John K Clark    See what's on my new list at  Extropolis
<https://groups.google.com/g/extropolis>

i70


>
> On Mon, Mar 20, 2023, 9:51 AM Telmo Menezes <[email protected]>
> wrote:
>
>>
>>
>> Am Mo, 20. Mär 2023, um 14:28, schrieb Jason Resch:
>>
>> The video John shared is worth watching. This is significant. It is now
>> solving complex math problems which requires a long sequence of steps.
>>
>>
>> I agree that it is significant and extremely impressive. I never said the
>> opposite.
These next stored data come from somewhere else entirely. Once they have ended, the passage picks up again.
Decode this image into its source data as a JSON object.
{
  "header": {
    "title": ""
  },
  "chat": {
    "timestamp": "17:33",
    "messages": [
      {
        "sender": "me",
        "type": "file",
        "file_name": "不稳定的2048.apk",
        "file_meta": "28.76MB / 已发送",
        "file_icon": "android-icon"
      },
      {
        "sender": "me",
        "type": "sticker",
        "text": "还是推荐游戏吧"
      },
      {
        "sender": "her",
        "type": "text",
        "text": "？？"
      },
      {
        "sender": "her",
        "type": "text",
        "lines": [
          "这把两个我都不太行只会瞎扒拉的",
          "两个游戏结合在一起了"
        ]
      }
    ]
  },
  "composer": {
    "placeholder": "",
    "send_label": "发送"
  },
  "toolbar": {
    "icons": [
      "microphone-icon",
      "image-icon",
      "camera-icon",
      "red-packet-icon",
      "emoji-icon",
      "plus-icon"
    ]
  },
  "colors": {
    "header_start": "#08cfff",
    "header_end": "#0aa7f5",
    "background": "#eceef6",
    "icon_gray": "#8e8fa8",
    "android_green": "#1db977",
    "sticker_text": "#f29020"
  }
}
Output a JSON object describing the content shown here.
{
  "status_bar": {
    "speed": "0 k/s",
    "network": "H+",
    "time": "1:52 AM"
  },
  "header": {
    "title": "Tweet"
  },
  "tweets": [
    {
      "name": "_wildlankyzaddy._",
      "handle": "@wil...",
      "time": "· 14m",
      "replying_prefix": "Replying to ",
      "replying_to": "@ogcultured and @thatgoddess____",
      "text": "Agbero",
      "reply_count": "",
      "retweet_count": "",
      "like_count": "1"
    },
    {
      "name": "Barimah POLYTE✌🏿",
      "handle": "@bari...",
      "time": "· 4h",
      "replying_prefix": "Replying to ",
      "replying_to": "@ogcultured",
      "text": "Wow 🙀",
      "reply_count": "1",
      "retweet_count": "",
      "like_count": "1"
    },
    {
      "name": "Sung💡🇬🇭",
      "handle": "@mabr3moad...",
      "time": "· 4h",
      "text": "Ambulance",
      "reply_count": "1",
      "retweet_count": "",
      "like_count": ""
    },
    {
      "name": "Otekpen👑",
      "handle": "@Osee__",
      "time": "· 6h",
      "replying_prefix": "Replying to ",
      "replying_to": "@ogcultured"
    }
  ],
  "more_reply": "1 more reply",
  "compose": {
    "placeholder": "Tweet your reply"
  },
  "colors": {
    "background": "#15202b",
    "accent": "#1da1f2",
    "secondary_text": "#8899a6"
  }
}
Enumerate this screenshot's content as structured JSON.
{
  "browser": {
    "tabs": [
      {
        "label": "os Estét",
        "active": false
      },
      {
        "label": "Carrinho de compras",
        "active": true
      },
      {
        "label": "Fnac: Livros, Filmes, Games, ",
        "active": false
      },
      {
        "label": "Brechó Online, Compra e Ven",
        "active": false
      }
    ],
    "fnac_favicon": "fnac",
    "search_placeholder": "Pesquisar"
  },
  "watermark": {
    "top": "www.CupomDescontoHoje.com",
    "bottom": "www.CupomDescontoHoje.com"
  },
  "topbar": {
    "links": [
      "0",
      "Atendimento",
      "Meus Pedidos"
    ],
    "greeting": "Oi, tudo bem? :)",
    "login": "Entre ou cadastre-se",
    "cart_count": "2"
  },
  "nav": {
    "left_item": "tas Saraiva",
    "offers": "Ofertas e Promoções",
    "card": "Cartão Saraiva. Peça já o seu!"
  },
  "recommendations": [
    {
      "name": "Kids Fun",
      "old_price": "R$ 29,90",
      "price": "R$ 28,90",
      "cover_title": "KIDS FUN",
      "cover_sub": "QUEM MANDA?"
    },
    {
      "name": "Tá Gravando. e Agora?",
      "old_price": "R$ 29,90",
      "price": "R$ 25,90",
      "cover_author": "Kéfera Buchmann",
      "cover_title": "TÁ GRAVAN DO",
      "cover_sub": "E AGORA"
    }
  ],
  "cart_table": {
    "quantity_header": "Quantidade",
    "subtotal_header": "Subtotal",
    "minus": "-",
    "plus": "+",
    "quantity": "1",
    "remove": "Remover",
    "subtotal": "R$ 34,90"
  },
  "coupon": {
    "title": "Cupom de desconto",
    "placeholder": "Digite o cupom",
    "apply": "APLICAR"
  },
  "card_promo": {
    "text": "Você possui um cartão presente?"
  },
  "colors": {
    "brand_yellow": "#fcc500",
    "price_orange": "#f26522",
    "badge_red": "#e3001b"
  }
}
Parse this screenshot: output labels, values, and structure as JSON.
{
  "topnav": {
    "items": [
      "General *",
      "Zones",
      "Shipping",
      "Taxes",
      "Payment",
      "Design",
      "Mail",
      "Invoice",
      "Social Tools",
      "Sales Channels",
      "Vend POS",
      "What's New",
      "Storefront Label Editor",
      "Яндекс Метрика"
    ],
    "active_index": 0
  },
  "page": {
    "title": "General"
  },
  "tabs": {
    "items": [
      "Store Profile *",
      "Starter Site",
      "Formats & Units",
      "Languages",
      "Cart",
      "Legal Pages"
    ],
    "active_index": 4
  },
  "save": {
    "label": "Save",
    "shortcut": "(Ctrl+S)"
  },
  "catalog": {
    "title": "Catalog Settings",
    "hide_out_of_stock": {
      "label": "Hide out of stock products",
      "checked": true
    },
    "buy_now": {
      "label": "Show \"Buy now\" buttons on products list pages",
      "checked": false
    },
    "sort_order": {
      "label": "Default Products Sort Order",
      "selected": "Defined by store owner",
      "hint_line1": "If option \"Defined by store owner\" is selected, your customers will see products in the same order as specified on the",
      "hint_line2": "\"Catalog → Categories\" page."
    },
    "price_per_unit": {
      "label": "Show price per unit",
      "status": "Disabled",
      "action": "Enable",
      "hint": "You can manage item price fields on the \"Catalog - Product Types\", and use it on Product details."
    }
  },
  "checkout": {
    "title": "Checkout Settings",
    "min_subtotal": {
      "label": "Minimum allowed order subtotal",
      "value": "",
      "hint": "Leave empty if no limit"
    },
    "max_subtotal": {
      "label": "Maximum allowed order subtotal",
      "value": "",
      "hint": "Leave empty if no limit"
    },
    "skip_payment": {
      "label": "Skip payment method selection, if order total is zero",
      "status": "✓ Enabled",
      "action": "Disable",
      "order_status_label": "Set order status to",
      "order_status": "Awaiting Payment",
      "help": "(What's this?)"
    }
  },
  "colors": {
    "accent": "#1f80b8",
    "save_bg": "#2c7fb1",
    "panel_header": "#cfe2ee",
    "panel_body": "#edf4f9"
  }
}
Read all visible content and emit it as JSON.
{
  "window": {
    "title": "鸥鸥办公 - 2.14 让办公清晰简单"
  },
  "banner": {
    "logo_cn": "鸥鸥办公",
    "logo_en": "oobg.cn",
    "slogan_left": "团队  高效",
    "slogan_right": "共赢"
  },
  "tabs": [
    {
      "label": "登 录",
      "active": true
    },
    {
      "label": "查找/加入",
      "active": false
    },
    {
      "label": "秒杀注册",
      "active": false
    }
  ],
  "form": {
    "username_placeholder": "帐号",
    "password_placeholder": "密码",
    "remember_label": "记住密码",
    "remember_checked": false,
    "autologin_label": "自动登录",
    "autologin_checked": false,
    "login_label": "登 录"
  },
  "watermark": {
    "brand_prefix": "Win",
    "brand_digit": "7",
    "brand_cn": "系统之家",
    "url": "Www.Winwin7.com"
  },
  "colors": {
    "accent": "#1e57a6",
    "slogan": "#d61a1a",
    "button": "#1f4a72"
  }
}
What baffles me is that John is now requiring religious reverence
>> towards a scientific result, and criticizing when I ask questions that are
>> part of the same standard machine learning methodology that got us here.
>>
>
> I see, I appreciate that clarification.
>
>
>
>> Over-fitting is less of an issue here because it's trivial to write a
>> sentence that's never before been written by any human in history.
>>
>>
>> That is not enough. A small variation on a standard IQ test is still the
>> same IQ test for a super powerful pattern detector such as GPT-4.
>>
>> I have no doubt that GPT-4 can generalize in its domain. It was
>> rigorously designed and tested for that by people who know what they are
>> doing. My doubt is that you can give it an IQ test and claim OMG GPT-4 IQ >
>> 140. This is just silly and it is junk science.
>>
>
> It's true that once one learns a way to solve problems it becomes easier
> to reapply that method when you next encounter a related problem.
>
> But isn't that partly what intelligence is? If a system has read the whole
> Internet and seen every type of problem we know how to solve, and it can
> generalize to know what method to use in any situation, that's an
> incredible level of intelligence which until now, we haven't had in machine
> form before.
>
>
>
>> You can tweak the parameters of the problem to guarantee it's a problem
>> it has never before been seen, and it can still solve it.
>>
>>
>> Some yes, some no. Almost one century of computer science still applies.
>>
>> You can choose to wait for the academic write ups to come out a few
>> months down the line but by then things will have advanced another few
>> levels from where we are today.
>>
>>
>> I am not wanting to wait for anything, I am asking questions that can be
>> addressed right now:
>>
>> - Are there IQ tests in the training data of GPT-4. Yes or no?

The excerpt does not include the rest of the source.